En el inicio de cada dúo, es el “yo” el que presenta quien lo enuncia, quien lo hace ser
en su situación (“mi mamá y yo”, “mi hija y yo”, etc) no como dador de identidad, sino de algo muy anterior, nodal, resbaladizo e incierto. De manera que lo que vemos no se interesa en reconstruir nada de índole autobiográfica, sino en generar una ficción que poetice lo real.

“En el principio, era la escucha” diría Quío, la hija de Rodolfo y Vera. La bebé juega con su papá, se deja hacer: trepar, subir, bajar, atravesar, llevar, entrar, salir. Quío posee lo que en un momento Steve Paxton dio en llamar atención periférica, que es el reencuentro con un estado de atención donde el cuerpo está íntegramente presente en su laboratorio de sensaciones, donde sentir y ser sentido generan una frecuencia táctil. Sin titubeos ese cuerpito- canal comunica el gusto, el deseo, la necesidad. Abre las puertas de una búsqueda cercana a la telepatía en el que el silencio expande el sonido de la alegría, la sucesión se vuelve ritmo, mirar es captar y avanzar una conquista. Rodolfo propone, interpreta sus respuestas, ecualiza la frecuencia, junto a Vera, que acompaña. Los tres instalan una zona de atención irisada donde todo podría recomenzar.

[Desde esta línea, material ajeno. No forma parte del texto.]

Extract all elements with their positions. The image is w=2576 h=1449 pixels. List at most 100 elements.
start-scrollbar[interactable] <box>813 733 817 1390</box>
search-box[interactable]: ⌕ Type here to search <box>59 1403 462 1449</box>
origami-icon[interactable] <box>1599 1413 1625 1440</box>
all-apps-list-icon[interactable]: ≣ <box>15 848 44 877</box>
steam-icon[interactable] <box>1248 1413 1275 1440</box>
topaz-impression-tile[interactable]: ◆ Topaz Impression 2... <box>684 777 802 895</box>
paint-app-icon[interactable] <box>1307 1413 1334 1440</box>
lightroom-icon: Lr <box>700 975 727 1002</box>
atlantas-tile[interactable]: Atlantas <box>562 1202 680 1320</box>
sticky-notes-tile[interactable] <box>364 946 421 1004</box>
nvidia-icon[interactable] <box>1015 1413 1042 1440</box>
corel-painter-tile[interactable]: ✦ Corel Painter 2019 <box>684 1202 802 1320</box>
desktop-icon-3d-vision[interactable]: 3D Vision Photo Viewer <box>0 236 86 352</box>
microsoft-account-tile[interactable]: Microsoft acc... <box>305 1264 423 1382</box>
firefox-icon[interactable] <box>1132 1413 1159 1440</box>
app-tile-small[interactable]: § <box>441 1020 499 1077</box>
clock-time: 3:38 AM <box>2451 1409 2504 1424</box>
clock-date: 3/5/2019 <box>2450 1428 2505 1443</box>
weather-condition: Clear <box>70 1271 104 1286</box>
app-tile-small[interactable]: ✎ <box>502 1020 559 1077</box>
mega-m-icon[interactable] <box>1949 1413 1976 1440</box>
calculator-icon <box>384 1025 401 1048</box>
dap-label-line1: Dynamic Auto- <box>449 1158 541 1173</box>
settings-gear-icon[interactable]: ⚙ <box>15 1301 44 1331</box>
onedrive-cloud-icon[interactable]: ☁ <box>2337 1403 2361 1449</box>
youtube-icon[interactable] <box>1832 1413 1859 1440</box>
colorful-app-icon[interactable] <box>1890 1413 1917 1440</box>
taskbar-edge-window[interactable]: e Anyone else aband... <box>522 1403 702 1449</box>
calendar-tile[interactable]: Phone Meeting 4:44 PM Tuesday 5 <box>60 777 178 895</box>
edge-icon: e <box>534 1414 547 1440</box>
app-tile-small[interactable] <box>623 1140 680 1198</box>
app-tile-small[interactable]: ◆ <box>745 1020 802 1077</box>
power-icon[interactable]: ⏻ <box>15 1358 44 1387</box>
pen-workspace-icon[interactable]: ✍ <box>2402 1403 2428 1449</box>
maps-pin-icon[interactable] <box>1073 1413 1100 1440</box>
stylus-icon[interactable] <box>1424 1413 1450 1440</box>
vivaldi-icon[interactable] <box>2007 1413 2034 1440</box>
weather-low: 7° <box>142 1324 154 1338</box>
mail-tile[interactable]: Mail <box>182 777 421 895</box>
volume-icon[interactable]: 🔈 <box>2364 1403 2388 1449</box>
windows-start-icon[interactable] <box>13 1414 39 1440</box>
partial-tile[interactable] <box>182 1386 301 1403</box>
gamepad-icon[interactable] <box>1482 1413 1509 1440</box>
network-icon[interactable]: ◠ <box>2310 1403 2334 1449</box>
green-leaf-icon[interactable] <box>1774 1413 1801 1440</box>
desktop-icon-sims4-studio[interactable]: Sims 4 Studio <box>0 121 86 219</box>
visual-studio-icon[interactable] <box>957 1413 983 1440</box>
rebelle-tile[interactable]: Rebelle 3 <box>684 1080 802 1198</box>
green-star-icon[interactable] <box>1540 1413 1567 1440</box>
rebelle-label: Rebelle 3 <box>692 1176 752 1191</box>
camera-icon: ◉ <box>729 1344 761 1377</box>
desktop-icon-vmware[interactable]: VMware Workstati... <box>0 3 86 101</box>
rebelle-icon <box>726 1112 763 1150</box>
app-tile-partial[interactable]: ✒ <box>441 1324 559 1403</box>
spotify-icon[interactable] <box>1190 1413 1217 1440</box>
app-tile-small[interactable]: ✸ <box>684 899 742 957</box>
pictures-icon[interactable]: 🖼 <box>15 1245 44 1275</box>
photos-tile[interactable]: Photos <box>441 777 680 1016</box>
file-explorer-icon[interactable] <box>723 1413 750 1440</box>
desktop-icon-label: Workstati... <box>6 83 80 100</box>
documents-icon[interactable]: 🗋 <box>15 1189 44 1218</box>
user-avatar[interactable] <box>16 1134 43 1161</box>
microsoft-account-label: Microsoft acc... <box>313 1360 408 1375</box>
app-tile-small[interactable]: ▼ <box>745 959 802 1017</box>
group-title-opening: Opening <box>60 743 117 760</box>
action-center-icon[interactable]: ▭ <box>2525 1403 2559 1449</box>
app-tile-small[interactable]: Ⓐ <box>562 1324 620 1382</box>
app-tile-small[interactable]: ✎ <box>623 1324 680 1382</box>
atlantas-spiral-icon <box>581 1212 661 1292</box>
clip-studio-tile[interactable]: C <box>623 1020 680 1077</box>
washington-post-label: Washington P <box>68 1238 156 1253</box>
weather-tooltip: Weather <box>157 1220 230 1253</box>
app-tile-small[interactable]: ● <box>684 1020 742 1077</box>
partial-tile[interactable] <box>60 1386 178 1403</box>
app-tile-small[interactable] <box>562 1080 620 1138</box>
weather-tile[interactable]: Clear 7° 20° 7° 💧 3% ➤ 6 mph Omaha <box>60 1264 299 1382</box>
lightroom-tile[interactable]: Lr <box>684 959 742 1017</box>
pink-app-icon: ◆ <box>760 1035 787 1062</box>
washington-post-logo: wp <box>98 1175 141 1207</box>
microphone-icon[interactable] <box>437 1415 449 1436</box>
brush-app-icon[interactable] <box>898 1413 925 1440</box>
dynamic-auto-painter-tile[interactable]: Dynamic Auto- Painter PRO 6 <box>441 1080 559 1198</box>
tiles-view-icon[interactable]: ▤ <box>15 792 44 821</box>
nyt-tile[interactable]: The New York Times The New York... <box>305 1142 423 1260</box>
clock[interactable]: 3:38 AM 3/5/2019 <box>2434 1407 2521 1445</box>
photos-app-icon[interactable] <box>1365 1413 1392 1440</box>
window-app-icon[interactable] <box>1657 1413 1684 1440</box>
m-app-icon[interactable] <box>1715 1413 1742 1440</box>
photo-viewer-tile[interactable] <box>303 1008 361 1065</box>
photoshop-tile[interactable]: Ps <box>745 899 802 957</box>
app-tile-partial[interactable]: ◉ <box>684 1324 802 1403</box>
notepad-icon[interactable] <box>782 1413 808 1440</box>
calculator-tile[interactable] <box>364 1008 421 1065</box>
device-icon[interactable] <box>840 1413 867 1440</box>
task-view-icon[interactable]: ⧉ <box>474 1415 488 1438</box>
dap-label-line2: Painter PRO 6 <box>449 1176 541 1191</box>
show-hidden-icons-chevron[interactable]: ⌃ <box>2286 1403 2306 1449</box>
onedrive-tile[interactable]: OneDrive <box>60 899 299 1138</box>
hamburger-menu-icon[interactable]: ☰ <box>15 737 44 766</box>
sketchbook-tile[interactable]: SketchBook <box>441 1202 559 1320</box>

Con los hermanos–Rafael y Lorenzo– aparecen gestualidades, modos de irrumpir en el cuerpo del otro y de repercusión en el propio. Hay entre ellos una historia corporal que se traduce en un circuito mimético de gestos y acciones, convirtiéndose en imanes de un juego especular que diversifica sus efectos. La movilización energética genera recorridos que cual prestidigitadores condensan en “figuraciones táctiles” para luego transformarse en comunión festiva que se expande en el espacio.
Lucas transmite a Susana, su mamá, la experiencia de habitar su cuerpo. Señala puntos, lugares precisos que roza suavemente con sus dedos y abre caminos internos que se proyectan en distintas direcciones. Ella se presta a ser guiada por sus manos, las mismas que hace tiempo tomó para cuidar al niño. La danza despliega el toque como memoria viva, como reinvención del vínculo primordial donde partir y retornar se confunden entre sí. Natalia y Luis, su papá, retienen la posibilidad del abrazo para prolongarlo indefinidamente. Conocemos los “dos abrazos”: el tierno de la infancia y el que provoca el deseo en los amantes, “en el que el adulto se sobreimprime al niño”1
Natalia y su papá suspenden en ese espacio intermedio los dos abrazos e inauguran el juego de tocar sin tocar, entre el intento fallido y una unión que no encuentra una forma final que la exprese. Ambos se mimetizan en la búsqueda de una danza retenida, de ritmo irregular, que se tantea un poco a ciegas. La salida que comparten es el humor, ese modo de estar que despeja la tensión y que los sitúa en medio de la nada evocando una suerte de pista de baile donde bailar sea igual a existir.
1 Barthes, R: Fragmento de un discurso amoroso, p 24.